For this reason, the code changes have been done as we would for a bug fix - changing the code directly rather than creating a parallel flow with a guard.

I propose that we merge this change after the next release is cut so that there is time to revert it if there are issues.

Remaining process for this epic:


GA

A feature is ready to GA after it is Feature Complete and has obtained all necessary Focal Point Approvals.

Feature Complete

  • Feature implementation and tests completed.
    • All PRs are merged.
    • All epic and child issues are closed.
    • All stop ship issues are completed.
  • Legal: all necessary approvals granted. (No new dependencies)
  • Translation: All messages translated or sent for translation for upcoming release (No new messages)
  • GA development complete and feature ready for inclusion in a GA release
    • Add label target:ga and the appropriate target:YY00X (where YY00X is the targeted GA version).
    • Inclusion in a release requires the completion of all Focal Point Approvals.

Focal Point Approvals (Complete by Feature Complete Date)

These occur only after GA of this feature is requested (by adding a target:ga label).
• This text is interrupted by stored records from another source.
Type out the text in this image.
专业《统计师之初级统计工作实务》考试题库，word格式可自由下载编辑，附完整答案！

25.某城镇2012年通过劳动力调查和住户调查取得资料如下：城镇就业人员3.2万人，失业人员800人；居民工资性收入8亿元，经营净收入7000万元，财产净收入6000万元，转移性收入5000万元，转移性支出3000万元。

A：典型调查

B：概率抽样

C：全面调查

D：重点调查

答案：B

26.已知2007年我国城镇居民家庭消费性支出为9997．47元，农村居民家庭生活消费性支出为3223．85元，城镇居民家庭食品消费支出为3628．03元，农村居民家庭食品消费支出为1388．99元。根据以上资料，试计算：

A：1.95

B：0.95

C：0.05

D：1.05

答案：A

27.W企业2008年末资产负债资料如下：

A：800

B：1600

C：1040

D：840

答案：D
GA of this feature may not occur until all approvals are obtained.

All Features

  • APIs/Externals Externals have been reviewed or N/A. (OpenLiberty/externals-approvers)
    • Approver adds label focalApproved:externals
  • Demo Demo is scheduled for an upcoming EOI or N/A. (OpenLiberty/demo-approvers)
    • Add comment @OpenLiberty/demo-approvers Demo scheduled for EOI [Iteration Number] to this issue.
    • Approver adds label focalApproved:demo.
  • FAT All Tests complete and running successfully in SOE or N/A. (OpenLiberty/fat-approvers)
    • Approver adds label focalApproved:fat.
  • Globalization Translation and TVT are complete or N/A. (OpenLiberty/globalization-approvers)
    • Approver adds label focalApproved:globalization.
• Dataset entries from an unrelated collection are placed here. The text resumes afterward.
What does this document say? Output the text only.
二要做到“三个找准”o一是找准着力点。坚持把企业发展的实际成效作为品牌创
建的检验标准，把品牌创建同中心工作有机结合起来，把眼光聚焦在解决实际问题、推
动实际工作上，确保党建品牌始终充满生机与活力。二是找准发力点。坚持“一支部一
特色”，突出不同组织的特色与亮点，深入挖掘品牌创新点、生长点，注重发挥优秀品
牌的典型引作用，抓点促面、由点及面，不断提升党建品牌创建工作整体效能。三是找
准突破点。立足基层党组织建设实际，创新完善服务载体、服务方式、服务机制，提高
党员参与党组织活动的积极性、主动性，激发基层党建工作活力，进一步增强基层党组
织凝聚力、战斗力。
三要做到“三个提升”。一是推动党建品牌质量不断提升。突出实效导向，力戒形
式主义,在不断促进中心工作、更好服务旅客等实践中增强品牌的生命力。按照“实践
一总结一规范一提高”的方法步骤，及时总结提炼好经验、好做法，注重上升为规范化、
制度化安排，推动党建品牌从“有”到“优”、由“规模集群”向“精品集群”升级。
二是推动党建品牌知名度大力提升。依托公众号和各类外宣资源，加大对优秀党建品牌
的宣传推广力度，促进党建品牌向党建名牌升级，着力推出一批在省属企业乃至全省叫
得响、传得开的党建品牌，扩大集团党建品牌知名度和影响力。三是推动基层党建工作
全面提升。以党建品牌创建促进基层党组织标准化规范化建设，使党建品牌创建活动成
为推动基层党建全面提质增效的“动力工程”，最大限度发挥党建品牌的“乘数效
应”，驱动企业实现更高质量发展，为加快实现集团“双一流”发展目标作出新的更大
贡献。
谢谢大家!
GA Blog (Complete by Feature Complete Date)

  • GA Blog issue created and populated using the Open Liberty GA release blog post template.
    • Add a link to the GA Blog issue in the Documents section.
    • Note: This is for inclusion into the overall release blog post. If, in addition, you'd also like to create a dedicated blog post about your feature, then follow the "Standalone Feature Blog Post" instructions under the Other Deliverables section.

Post GA

@OpenLiberty/globalization-approvers can we have globalization approval please? There are no message changes.
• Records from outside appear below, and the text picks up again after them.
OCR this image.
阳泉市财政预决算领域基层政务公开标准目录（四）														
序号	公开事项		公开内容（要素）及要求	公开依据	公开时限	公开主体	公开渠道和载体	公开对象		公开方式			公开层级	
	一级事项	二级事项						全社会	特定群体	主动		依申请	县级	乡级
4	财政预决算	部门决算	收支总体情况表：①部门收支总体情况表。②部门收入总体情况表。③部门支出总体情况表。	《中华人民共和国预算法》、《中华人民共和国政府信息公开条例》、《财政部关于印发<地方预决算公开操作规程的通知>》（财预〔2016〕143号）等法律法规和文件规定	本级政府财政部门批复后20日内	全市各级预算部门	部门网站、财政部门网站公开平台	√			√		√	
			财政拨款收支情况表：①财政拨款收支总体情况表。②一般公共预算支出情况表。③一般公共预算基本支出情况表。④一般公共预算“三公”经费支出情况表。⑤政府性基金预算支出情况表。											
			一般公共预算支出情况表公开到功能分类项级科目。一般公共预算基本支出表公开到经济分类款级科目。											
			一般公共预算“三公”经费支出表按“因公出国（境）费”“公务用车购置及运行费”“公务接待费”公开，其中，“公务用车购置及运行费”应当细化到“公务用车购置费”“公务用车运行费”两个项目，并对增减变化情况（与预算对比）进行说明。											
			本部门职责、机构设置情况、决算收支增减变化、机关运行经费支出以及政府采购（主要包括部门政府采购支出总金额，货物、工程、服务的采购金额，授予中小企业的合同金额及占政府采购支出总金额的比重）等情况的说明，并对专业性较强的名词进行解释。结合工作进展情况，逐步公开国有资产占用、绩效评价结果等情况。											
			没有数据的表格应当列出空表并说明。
@OpenLiberty/externals-approvers No APIs added or changed in this feature. Is there anything else that needs to be considered for externals approval?

@OpenLiberty/demo-approvers Demo scheduled for EOI 23.10

@OpenLiberty/fat-approvers The feature test summary is #25262.

Please let me know if you're happy with it and if there's anything else you need from us other than a clean SOE run.

ayoho commented

@Azquelt Everything is looking good. All I'm waiting for is #25106 to make it through an SOE. Are there any other PRs I need to be aware of for code related to this feature?

@ayoho No, that's the only one.

The code for this was delivered in #23106, but then reverted in #25377 after an unrelated unit test picked up a performance issue.

After we cut 23.0.0.6, I hope to redeliver the changes with additional fixes in #25446 for 23.0.0.7.

The changes for this feature have been redelivered. I'll be keeping a watch to see when they're in the release branch so we know when to expect it to be included in an SOE run.

Changes were reverted again and redelivered again in #25510 on 12 July (new features added for EE11 showed up additional performance issues).

Targeting 23.0.0.8 and waiting for an SOE run which includes the change.

Opened a GA blog issue for this: #25926

@Azquelt @pnickoll please close this issue. Thanks!